Speed response of SLIM at variable load with PID controller

Fig. 15
figure 15

End effect of LIM at modulation index = 1

Fig. 16
figure 16

End effect of LIM at modulation index = 0.5

7.3 Result Analysis

After checking the methods and analyzing the result, which is applied to the proposed model, it becomes clear that the power factor can be raised by 12%. Moreover, the efficiency can also be improved by 15%, compared to particle swarm optimization (PSO) method as well as the power factor can be raised by 15%, and the efficiency can be improved by 20% when compared to Cuckoo search. Also, it is noted that increasing the number of poles causes large influence on the thrust of LIM (Velocity vs Force). Moreover, this influence decreases in the ends. However, the loss at end effect divides on the number of poles which means this loss reduces with increasing poles numbers. As a result, the response of the motor becomes better with high number of poles.
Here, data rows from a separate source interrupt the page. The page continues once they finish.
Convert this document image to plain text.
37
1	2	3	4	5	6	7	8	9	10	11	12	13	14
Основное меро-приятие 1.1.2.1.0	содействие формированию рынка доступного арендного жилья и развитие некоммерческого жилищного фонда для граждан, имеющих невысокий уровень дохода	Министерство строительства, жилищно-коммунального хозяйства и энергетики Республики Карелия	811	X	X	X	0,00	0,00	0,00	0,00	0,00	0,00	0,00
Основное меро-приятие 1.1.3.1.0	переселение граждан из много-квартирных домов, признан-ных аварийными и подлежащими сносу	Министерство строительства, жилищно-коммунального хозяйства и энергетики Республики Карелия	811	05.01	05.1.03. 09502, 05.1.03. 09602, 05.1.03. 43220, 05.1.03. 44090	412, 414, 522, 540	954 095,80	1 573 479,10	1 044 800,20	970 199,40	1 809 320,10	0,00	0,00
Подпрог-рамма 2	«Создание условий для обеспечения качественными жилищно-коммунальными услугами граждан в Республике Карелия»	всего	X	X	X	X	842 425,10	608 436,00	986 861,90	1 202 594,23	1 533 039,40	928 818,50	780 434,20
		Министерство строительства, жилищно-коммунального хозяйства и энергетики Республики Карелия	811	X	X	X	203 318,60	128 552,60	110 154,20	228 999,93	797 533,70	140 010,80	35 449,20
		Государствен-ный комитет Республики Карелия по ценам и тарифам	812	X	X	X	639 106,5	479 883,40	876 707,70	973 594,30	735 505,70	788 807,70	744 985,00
Similarly, the thrust enhances with increasing poles numbers too. But, experimental outcomes show that increasing poles numbers can lead to shrink the efficiency of the machine. Therefore, the number of poles should be selected depending on the priority ratio between efficiency as well as thrust.

8 Conclusion

In conclusion, this paper gives a simple optimization technique which focuses mainly in enhancing the efficiency and power factor of SLIM. In the beginning, it gives a clear introduction which discuss the role of LIMs in transferring systems, processing materials, smart applications. After that it speaks about the properties of SLIM and the parameters with their limitations which should be applied in the proposed model. After that it demonstrates a brief structure with electrical circuit of the suggested design. Then, a clear theory has been given on the factors which are affecting mainly of the thrust and efficiency as well as power factor. Subsequently, the performance of SLIM is discussed briefly by using simple flowcharts to demonstrate the steps of proposed approaches. Next, the results of all approaches are shown clearly in separate curves. Moreover, all curves and results have been analyzed. Finally, the notes, which are obtained from this analysis, are given in several points. The result illustrates clearly that the power factor can be increased by 15% after applying this technique. Furthermore, the efficiency can be improved by 0.20% by this method, this suggested as one of the simple and cheap methods which can be used to enhance the performance of SLIM for different electrical applications.